The Chicago Bears take a 2-2 record to Minnesota for Sunday’s NFC North battle with the Vikings. The Tribune’s Brad Biggs answers questions about the conservative offense, the porous run defense, the still-developing offensive line and more in his weekly Bears mailbag.
Luke Getsy has severely underwhelmed so far as offensive coordinator. Is this level of conservative play-calling what we’re in for during his tenure or are we going to see an evolution of a playbook that eventually leads to more explosive plays? — @hockeyfrank26
There was a handful of questions about that this week, and it was a fair question after the first three games. It was Air Getsy on Sunday at MetLife Stadium, and anyone suggesting the Bears were too conservative against the New York Giants probably wasn’t tracking the play distribution.

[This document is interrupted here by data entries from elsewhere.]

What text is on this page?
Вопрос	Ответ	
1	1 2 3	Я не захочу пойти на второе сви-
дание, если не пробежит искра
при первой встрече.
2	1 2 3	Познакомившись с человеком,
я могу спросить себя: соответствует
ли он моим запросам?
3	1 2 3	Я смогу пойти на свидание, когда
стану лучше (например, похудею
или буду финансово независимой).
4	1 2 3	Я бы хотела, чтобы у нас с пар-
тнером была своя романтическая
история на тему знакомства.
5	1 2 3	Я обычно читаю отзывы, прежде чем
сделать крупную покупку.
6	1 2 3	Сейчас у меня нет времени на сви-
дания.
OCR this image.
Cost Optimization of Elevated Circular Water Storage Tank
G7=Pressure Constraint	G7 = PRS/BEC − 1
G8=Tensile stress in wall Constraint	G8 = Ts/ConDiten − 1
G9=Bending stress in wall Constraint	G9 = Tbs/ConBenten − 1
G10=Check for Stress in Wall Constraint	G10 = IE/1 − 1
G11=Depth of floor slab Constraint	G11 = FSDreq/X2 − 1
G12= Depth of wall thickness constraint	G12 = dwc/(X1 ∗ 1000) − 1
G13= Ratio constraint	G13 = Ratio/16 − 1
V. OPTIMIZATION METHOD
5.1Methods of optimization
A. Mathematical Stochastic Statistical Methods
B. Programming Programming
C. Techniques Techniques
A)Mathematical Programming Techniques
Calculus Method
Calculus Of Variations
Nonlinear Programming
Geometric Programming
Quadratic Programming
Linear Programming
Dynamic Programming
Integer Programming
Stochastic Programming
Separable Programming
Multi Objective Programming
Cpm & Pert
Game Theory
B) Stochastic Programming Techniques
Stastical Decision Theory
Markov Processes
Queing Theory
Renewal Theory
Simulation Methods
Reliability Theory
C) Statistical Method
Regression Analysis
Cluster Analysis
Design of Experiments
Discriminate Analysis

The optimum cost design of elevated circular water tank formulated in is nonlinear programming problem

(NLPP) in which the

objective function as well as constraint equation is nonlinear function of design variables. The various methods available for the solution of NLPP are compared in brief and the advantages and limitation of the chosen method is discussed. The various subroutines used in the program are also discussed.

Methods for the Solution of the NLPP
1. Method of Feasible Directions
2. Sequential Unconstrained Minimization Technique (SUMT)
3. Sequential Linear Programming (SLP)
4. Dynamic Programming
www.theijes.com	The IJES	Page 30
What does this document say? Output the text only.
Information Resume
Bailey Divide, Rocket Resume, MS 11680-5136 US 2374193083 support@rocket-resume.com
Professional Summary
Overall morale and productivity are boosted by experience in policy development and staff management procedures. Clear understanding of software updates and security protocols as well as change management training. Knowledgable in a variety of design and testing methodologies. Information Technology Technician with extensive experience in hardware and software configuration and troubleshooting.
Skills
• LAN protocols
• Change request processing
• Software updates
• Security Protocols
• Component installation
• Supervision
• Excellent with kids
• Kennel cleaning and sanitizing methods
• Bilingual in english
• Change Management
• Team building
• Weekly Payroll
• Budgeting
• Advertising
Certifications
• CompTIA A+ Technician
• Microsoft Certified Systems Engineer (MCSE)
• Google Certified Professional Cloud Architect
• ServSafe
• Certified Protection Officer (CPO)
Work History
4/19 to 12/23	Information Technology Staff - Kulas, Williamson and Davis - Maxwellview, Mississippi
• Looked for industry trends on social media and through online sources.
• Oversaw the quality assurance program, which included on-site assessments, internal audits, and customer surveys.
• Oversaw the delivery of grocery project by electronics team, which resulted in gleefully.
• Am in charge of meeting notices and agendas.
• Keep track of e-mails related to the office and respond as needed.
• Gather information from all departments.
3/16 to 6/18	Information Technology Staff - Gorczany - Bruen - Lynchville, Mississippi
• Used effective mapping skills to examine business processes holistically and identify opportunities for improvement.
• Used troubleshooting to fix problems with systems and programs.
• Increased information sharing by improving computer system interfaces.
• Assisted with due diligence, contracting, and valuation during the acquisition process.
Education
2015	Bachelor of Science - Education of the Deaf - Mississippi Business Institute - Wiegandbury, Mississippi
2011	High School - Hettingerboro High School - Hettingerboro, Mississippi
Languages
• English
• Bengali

Quarterback Justin Fields attempted 22 passes, ran the ball seven times and was sacked six times. One of the seven rushing attempts might have come on a run-pass option, although it was designated as a “scramble” in the game book. Let’s call it a designed run play off an RPO. In that case, there were 34 called passing plays and 26 runs (19 handoffs to Khalil Herbert, six to Trestan Ebner and the Fields RPO run). The way the offensive line has been run blocking, that seems like a fairly aggressive game plan.
The issue is the Bears are not executing offensively. The passing game has struggled when Fields has been pressured and when he has had time. He has been very inconsistent operating in the pocket, and until that improves, it will be bumpy. You’re correct that this offense has had a critical lack of explosive plays. But it wasn’t because the Bears were hesitant to use pass plays on the call sheet.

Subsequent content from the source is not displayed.